IP Followup: Aftermath of Tam, and More Copyright Registration Discord
A couple of recent events in IP law offer codas to issues discussed in this blog earlier in the year. Here is a quick recap:
Redskins Trademark Registration Case Dies After SCOTUS Tam Ruling
The case to cancel the Washington football team’s trademark registrations in its moniker ended quietly in light of the Supreme Court’s Tam ruling. A group of Native Americans brought the original cancellation proceeding in the TTAB back in 1992, and since then the case has wound its way through the federal court system up to the 4th Circuit. The litigation has been stayed pending a decision in the Tam case, which occurred in June.

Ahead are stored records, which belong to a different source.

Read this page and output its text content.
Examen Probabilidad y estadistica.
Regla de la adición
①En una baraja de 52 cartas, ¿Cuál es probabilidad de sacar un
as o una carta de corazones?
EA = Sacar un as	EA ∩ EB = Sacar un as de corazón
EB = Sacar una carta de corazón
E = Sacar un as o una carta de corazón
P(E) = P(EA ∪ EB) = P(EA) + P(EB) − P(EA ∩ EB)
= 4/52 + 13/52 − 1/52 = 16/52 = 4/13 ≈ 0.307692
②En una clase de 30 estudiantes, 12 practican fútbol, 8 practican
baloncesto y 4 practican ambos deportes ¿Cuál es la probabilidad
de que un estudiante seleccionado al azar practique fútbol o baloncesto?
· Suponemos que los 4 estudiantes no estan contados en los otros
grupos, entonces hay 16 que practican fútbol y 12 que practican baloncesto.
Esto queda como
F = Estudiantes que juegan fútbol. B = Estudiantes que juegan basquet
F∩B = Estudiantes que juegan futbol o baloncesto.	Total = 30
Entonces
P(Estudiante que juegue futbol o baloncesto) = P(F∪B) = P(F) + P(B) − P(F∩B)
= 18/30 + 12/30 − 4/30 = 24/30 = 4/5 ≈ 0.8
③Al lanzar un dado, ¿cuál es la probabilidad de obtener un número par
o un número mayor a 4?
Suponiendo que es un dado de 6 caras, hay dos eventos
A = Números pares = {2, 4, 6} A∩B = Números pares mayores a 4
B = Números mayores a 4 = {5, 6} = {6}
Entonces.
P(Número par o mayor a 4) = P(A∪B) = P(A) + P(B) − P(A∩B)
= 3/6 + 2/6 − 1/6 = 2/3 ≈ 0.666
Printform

The TTAB originally cancelled the trademarks solely on the basis of Section 2(a) of the Lanham Act, the so-called “disparagement” clause. However, the Tam court held that Section 2(a) was unconstitutional. Two days after the Tam decision, the clerk of the court for the Fourth Circuit reached out to the parties to see whether oral argument remained necessary in light of the Supreme Court’s decision. Counsel for the team responded that Tam mandated a reversal of the cancellation, and then asked the the court to vacate the cancellation order and remand the case with instructions to grant summary judgment in favor of the registrant/appellant. Counsel for the Native Americans reached the same conclusion and consented to the entry of an Order as called for by Washington, thus bringing an end to the case.
Although the litigation may have ended, the Native Americans vowed to fight on by cajoling advertisers, politicians, and fans to put pressure on the team to stop using the moniker.
Use of “Registration Approach” Continues in 2nd Circuit After Photo Copyright Case
Copyright infringement claims brought by Italian photojournalist Matilde Gattoni against clothing retailer Tibi over its copying of one of her Instagram photos were dismissed by a district court in the 2nd Circuit. However, the case will move forward because the judge allowed her DMCA claims to survive. The photo showed a building in Essaouira, Morocco along with the figure of a woman in a long dress walking down an empty street. Without a license, Tibi allegedly copied the photo, cropped out the woman, removed the copyright notice, and posted the altered photo on the company’s social media page.
The copyright claims were dismissed because Gattoni’s copyright registration for the photo is still pending with the U.S. Copyright Office. The court acknowledged the circuit split between those that adhere to the “application” approach, which allows plaintiffs to file suit as long as a registration application has been filed, and those using the “registration” approach, which requires an actual certificate of registration. Noting that the 2nd Circuit has not addressed this question, the court fell in line with other courts in the circuit and followed the registration approach. The court did, however, dismiss without prejudice, so Gattoni will be able to amend her complaint once she receives the registration certificate.